Если с неизбежностью войны еще можно было мириться, то приближение голода пугало людей донельзя. Революция уничтожила аристократию, раздавила церковь и обрекла обычного человека на столь жалкое существование, какого парижане не знали уже более сотни лет. Кроме бедняков, в голодных бунтах, в нападениях на спекулянтов и укрывателей еды принимали участие и буржуа. В 1795 году на смену революционному правительству пришла Директория — исполнительный комитет из пяти «директоров», — которому отчасти удалось восстановить в Париже порядок. Город лишили централизованной власти — его разбили на отдельные округа, подчинявшиеся, в свою очередь, Директории. Главной проблемой пяти «директоров» было отсутствие ясного плана действий в отношении развития страны после Великой французской революции. Если точнее, Директория не могла выбраться из бесконечных диспутов между законотворцами и политиканами, то есть между правдолюбами и демагогами. Образовавшийся политический ступор негативно отразился и на Париже. Пока суд да дело, инфляция вышла из-под контроля и начала стремительно расти. Директория сделала несколько слабых попыток спасти экономику столицы, но быстро осознала, что легче заниматься мелкими вопросами. Например, делами Института Франции, чьи ученые сопровождали Бонапарта в египетском походе и положили начало египтологии, а также «ориентализмом» (если использовать термин Эдуара Сэда) — евроцентристской псевдонаукой по изучению неевропейских культур. Финансовые сложности внутри Парижа усугубились донельзя. Крайне унизительный для парижан период упадка длился до 1802 года.

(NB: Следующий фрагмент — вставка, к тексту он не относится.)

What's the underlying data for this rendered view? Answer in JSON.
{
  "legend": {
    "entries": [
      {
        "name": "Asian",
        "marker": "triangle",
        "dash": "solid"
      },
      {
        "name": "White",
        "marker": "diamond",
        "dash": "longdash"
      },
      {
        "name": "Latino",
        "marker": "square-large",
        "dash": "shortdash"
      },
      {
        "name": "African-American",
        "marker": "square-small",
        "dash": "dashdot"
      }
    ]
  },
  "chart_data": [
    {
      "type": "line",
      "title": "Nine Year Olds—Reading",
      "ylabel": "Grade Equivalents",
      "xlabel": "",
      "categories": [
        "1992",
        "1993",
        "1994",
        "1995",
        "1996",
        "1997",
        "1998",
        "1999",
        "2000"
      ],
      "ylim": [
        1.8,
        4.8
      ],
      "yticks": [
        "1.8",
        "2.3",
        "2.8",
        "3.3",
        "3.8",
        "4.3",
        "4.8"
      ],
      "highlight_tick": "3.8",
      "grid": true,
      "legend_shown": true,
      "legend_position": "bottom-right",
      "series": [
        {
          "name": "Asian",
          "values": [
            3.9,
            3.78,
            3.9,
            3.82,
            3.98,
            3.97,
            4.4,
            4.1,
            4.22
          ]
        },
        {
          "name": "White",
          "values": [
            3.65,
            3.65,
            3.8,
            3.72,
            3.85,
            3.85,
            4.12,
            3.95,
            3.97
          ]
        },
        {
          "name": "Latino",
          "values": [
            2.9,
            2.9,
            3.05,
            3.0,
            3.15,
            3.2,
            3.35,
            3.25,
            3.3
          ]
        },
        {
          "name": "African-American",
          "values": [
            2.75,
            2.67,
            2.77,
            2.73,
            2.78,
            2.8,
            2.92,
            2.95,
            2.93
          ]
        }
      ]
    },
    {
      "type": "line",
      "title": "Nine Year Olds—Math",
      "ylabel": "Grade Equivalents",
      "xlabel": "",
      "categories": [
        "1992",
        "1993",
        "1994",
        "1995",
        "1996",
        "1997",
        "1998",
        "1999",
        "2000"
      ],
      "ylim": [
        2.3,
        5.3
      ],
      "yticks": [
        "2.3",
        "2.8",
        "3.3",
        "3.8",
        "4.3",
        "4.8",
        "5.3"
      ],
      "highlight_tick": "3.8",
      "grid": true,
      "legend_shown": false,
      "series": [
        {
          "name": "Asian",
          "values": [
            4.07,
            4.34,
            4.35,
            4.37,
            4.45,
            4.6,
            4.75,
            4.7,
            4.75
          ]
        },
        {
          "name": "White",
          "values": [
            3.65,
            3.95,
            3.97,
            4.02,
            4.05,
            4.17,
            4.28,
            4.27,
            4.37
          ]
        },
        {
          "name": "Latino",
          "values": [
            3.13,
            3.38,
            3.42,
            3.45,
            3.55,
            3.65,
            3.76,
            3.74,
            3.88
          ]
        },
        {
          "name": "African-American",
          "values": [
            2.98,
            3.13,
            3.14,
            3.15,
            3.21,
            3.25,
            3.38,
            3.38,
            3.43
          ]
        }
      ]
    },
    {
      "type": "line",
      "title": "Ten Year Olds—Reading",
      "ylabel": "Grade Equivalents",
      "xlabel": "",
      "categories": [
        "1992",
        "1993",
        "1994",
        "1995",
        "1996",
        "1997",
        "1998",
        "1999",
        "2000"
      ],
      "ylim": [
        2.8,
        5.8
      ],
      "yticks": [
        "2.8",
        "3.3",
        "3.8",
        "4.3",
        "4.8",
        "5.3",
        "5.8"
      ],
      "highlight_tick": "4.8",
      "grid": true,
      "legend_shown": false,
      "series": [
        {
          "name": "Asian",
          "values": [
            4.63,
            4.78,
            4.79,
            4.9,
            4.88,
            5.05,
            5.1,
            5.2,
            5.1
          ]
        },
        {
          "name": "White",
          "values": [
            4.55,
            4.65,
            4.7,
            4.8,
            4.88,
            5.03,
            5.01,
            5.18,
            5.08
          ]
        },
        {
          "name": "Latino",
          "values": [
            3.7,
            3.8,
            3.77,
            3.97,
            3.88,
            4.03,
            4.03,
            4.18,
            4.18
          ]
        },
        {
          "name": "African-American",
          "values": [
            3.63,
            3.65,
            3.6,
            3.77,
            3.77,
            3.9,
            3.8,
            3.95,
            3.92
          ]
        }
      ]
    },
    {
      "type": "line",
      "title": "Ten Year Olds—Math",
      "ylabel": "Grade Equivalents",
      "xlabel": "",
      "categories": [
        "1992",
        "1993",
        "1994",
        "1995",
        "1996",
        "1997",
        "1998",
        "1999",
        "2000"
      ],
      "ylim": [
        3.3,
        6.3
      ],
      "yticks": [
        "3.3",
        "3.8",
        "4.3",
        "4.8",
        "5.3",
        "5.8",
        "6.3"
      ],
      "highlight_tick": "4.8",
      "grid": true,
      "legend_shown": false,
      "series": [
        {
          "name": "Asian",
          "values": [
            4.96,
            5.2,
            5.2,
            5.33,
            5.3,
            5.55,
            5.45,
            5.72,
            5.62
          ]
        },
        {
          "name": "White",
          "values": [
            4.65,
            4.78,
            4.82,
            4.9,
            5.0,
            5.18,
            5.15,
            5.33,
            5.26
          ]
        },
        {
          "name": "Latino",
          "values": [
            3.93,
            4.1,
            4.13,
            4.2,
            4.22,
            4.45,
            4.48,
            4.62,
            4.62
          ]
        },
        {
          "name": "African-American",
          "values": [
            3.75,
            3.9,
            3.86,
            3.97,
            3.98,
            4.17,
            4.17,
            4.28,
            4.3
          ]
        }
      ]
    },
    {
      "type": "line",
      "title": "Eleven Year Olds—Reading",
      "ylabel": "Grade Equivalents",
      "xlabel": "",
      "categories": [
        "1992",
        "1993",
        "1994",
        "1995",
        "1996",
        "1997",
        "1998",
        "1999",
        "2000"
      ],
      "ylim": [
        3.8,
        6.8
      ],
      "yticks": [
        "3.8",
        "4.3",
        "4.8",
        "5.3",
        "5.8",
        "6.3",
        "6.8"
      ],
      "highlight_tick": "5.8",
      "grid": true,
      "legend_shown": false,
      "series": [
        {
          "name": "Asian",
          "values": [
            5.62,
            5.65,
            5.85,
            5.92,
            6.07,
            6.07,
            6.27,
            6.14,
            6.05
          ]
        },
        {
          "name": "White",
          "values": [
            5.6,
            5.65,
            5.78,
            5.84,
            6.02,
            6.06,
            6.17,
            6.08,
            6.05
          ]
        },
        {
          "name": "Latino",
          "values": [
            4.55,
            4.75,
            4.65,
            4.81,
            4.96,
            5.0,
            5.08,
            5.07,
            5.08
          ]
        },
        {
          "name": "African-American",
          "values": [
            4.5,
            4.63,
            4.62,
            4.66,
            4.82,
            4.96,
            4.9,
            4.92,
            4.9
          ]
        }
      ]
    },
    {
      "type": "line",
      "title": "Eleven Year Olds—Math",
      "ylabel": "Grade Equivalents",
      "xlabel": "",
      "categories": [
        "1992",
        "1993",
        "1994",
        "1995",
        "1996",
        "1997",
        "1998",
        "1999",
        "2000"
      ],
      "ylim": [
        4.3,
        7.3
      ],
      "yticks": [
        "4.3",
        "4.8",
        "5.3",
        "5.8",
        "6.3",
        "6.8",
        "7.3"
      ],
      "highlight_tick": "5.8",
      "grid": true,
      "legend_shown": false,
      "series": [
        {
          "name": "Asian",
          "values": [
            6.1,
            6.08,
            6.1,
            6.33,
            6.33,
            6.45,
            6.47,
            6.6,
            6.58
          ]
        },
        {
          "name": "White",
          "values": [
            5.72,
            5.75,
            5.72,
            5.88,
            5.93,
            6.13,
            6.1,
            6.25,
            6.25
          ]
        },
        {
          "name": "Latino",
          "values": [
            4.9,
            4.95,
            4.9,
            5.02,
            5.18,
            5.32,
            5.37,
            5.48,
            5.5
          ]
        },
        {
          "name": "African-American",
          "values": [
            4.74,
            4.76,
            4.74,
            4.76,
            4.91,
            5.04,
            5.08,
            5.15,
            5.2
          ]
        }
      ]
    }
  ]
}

Неудивительно, что на этом фоне фигура Наполеона Бонапарта показалась парижской публике особенно привлекательной. С начала 1790-х годов в пользу Франции он захватывал все новые земли. Молодой генерал говорил с заметным акцентом, зачастую с трудом подбирая французские слова (родным языком ему был генуэзский диалект), и был далек от политических интриг Парижа. Жизнь Франции была ужасна, но по мере завоевания армией Наполеона, позднее названной «великой», ведущих стран Европы парижане поверили, что их ждет славное будущее.